If the excess decays shown are confirmed, it will be exciting to figure out what is causing it, said BaBar physics coordinator Abner Soffer, associate professor at Tel Aviv University.
We hope our results will stimulate theoretical discussion about just what the data are telling us about new physics.
While the data is far from new, the latest experimental results are a longtime coming.
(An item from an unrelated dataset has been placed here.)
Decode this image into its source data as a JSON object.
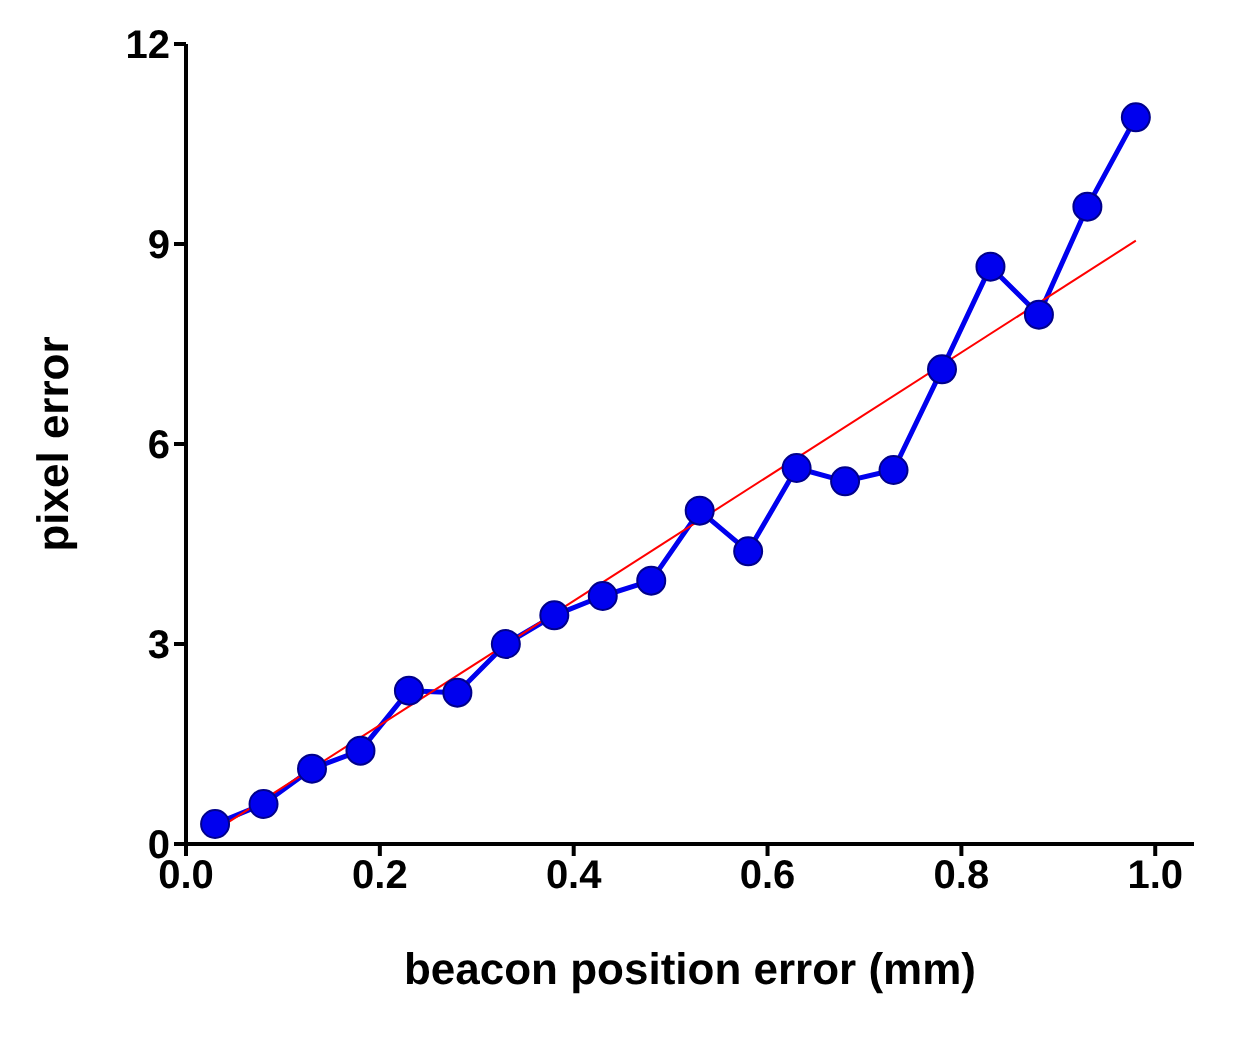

Data collected from experiments conducted over one decade ago may lead scientists to finally reconfigure one of sciences most important scientific principles: the Standard Model of particle physics.
Researchers continue to apply BaBar data to a variety of questions in particle physics.
The data collected by the experiment remains one of the most important data collections in the field of physics, and it is seen as invaluable for researchers.
To do this, we used de identified data collected from all women diagnosed with breast cancer across New South Wales in 2001 and 2002.
The data, for instance, has raised more questions about Higgs bosons, which arise from the mechanism thought to give fundamental particles their mass.
Higgs bosons are predicted to interact more strongly with heavier particles – such as the B mesons, D mesons and tau leptons in the BaBar study – than with lighter ones, but the Higgs posited by the Standard Model cant be involved in this decay.
The team noted that an upcoming experiment could lead to confirmation of their findings, setting the stage for further research into the odd findings, possibly upending the Standard Model itself.
If the Belle experiment at the Japanese high energy physics laboratory KEK replicates the finding, “the combined significance could be compelling enough to suggest how we can finally move beyond the Standard Model,” said researchers.
The physics community’s main vessel for new results is the Physical Review suite of scientific journals published by the American Physical Society and Applied Physics Letters published by the American Institute of Physics.